Un tournant dans le domaine de l’informatique quantique a été franchi avec le nouveau processeur de Google, Willow, qui maintient la stabilité de ses qubits pendant une heure. Ce progrès extraordinaire ouvre des perspectives inédites, promettant des performances de calcul inimaginables et plaçant Google en tête de la course à la suprématie quantique.
Les ingénieurs de Google ont atteint un jalon historique en informatique quantique avec un chip qui maintient la stabilité pendant une heure

L’informatique quantique vient de connaître un bond considérable grâce au nouveau chip de Google, baptisé Willow. Cette avancée révolutionnaire franchit toutes les limites qui entravaient jusqu’à présent le développement des ordinateurs quantiques, réussissant à maintenir la stabilité de ses qubits pendant une heure entière, alors qu’auparavant, leur durée ne dépassait que quelques secondes.
L’équipe de Google Quantum AI a réussi à faire en sorte que son nouveau processeur, doté de 105 qubits physiques, atteigne des niveaux de correction d’erreurs jamais vus jusqu’alors. La clé réside dans son architecture innovante, selon un article publié dans Nature, qui permet d’ajouter des qubits tout en réduisant les erreurs, un objectif recherché depuis les années 90.
Le nouveau chip de Google marque une nouvelle ère dans la course à la suprématie quantique
Cette avancée survient à un moment crucial pour l’informatique quantique, surtout après que la Chine a présenté son ordinateur de 504 qubits. La différence réside dans la stabilité : alors que les systèmes actuels affichent une fiabilité de 99,9 %, les applications pratiques nécessitent de réduire les erreurs à une pour un billion d’opérations.
Le potentiel de Willow est incroyable. Contrairement aux bits traditionnels, qui ne peuvent stocker que 0 ou 1, les qubits peuvent exister dans les deux états simultanément, ce qui leur confère un pouvoir de calcul exceptionnel. Cette capacité unique permet de résoudre des problèmes que les ordinateurs classiques mettraient des millions d’années à traiter.
Les chercheurs ont atteint ce jalon en répartissant un qubit logique entre plusieurs qubits physiques en superposition. L’innovation réside dans le procédé de correction, qui s’améliore exponentiellement à mesure que la taille du système augmente. Chaque fois qu’ils augmentent le réseau de qubits physiques de 3×3 à 5×5, puis à 7×7, le taux d’erreur diminue de moitié.
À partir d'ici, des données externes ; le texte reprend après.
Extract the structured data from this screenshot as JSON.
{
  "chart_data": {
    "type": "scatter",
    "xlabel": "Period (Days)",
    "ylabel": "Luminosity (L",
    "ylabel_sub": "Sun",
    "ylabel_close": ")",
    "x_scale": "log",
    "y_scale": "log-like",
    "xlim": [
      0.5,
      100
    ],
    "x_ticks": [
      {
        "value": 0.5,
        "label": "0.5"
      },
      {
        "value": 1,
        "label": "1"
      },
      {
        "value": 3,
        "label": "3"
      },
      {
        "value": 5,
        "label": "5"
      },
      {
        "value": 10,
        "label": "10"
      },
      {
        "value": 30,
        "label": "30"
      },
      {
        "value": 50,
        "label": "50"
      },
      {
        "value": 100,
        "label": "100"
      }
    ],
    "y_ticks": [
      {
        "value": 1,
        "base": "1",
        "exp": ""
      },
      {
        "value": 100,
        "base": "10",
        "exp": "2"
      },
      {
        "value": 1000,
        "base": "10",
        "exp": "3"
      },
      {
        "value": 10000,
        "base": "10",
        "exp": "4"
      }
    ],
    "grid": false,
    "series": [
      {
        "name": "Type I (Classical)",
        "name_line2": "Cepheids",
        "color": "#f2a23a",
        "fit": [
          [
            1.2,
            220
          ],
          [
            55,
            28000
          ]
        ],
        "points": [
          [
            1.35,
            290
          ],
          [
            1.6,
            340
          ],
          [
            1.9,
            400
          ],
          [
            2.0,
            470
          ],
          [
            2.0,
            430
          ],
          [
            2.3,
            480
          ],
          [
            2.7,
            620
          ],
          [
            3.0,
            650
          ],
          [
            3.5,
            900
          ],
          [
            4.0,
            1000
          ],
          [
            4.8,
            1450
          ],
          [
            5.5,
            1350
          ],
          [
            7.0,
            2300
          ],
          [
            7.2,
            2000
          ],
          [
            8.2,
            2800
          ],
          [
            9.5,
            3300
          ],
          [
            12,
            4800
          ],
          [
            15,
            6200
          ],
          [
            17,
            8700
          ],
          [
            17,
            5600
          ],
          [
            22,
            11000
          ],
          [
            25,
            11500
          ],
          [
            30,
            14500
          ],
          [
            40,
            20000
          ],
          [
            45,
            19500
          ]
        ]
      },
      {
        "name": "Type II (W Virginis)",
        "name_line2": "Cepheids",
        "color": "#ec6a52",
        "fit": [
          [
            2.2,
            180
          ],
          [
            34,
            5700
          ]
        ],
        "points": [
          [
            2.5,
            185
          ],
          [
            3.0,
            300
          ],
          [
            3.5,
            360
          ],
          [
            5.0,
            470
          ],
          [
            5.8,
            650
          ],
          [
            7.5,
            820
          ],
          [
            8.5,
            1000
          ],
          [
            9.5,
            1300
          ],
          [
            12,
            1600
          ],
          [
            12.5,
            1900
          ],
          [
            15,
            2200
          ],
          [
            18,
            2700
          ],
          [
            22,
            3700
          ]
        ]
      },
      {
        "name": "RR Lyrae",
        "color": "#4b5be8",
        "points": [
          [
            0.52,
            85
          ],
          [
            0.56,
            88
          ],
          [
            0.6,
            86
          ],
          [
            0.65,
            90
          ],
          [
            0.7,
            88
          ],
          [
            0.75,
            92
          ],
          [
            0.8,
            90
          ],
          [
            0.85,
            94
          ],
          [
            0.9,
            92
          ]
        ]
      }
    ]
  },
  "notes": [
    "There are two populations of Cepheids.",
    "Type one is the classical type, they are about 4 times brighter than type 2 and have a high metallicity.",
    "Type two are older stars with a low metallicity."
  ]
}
Pour saisir l’ampleur de cette avancée, voici un exemple pratique : Willow peut accomplir en cinq minutes une tâche spécifique qu’il faudrait 10 septillions d’années au superordinateur le plus puissant. Ce succès s’ajoute aux récents progrès dans le stockage et la récupération des données quantiques, nous rapprochant chaque jour un peu plus d’une nouvelle ère informatique.
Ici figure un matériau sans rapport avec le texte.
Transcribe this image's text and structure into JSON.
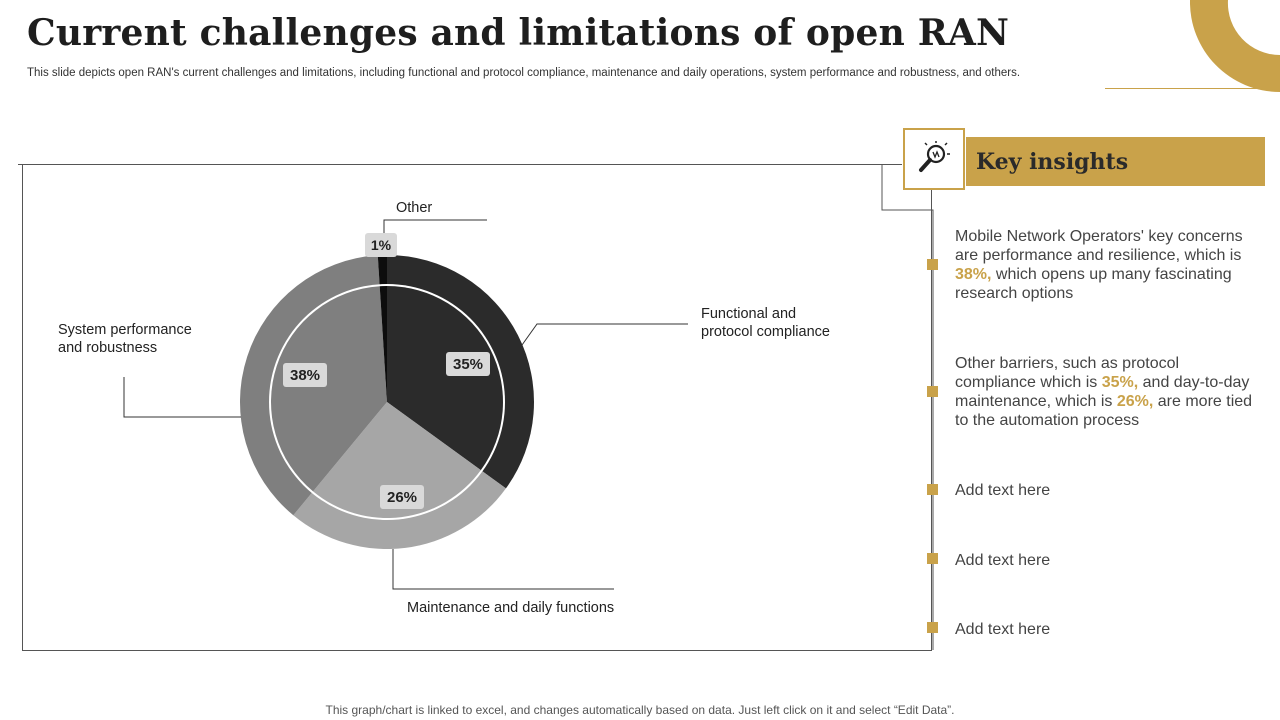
{
  "header": {
    "title": "Current challenges and limitations of open RAN",
    "subtitle": "This slide depicts open RAN's current challenges and limitations, including functional and protocol compliance, maintenance and daily operations, system performance and robustness, and others."
  },
  "chart_data": {
    "type": "pie",
    "categories": [
      "Functional and protocol compliance",
      "Maintenance and daily functions",
      "System performance and robustness",
      "Other"
    ],
    "values": [
      35,
      26,
      38,
      1
    ],
    "value_labels": [
      "35%",
      "26%",
      "38%",
      "1%"
    ],
    "colors": [
      "#2b2b2b",
      "#a6a6a6",
      "#7f7f7f",
      "#0d0d0d"
    ],
    "ring_colors": [
      "#2b2b2b",
      "#a6a6a6",
      "#7f7f7f",
      "#0d0d0d"
    ],
    "start_angle_deg": 0,
    "legend": "none (callout labels)"
  },
  "callouts": {
    "other": "Other",
    "functional_1": "Functional and",
    "functional_2": "protocol compliance",
    "system_1": "System performance",
    "system_2": "and robustness",
    "maintenance": "Maintenance and daily functions"
  },
  "insights": {
    "title": "Key insights",
    "icon": "lightbulb-magnifier-icon",
    "accent_color": "#c9a24a",
    "items": [
      {
        "pre": "Mobile Network Operators' key concerns are performance and resilience, which is ",
        "h1": "38%,",
        "mid": " which opens up many fascinating research options",
        "h2": "",
        "post": ""
      },
      {
        "pre": "Other barriers, such as protocol compliance which is ",
        "h1": "35%,",
        "mid": " and day-to-day maintenance, which is ",
        "h2": "26%,",
        "post": " are more tied to the automation process"
      },
      {
        "pre": "Add text here",
        "h1": "",
        "mid": "",
        "h2": "",
        "post": ""
      },
      {
        "pre": "Add text here",
        "h1": "",
        "mid": "",
        "h2": "",
        "post": ""
      },
      {
        "pre": "Add text here",
        "h1": "",
        "mid": "",
        "h2": "",
        "post": ""
      }
    ]
  },
  "footer": {
    "note": "This graph/chart is linked to excel, and changes automatically based on data. Just left click on it and select “Edit Data”."
  }
}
Bien qu’il reste encore du chemin à parcourir pour atteindre des niveaux d’erreur ultrabasses nécessaires à des applications pratiques, ce développement prouve que nous sommes sur la bonne voie. Le prochain défi sera d’améliorer à la fois le matériel et les algorithmes afin d’obtenir des taux d’erreur proches d’une par billion d’opérations.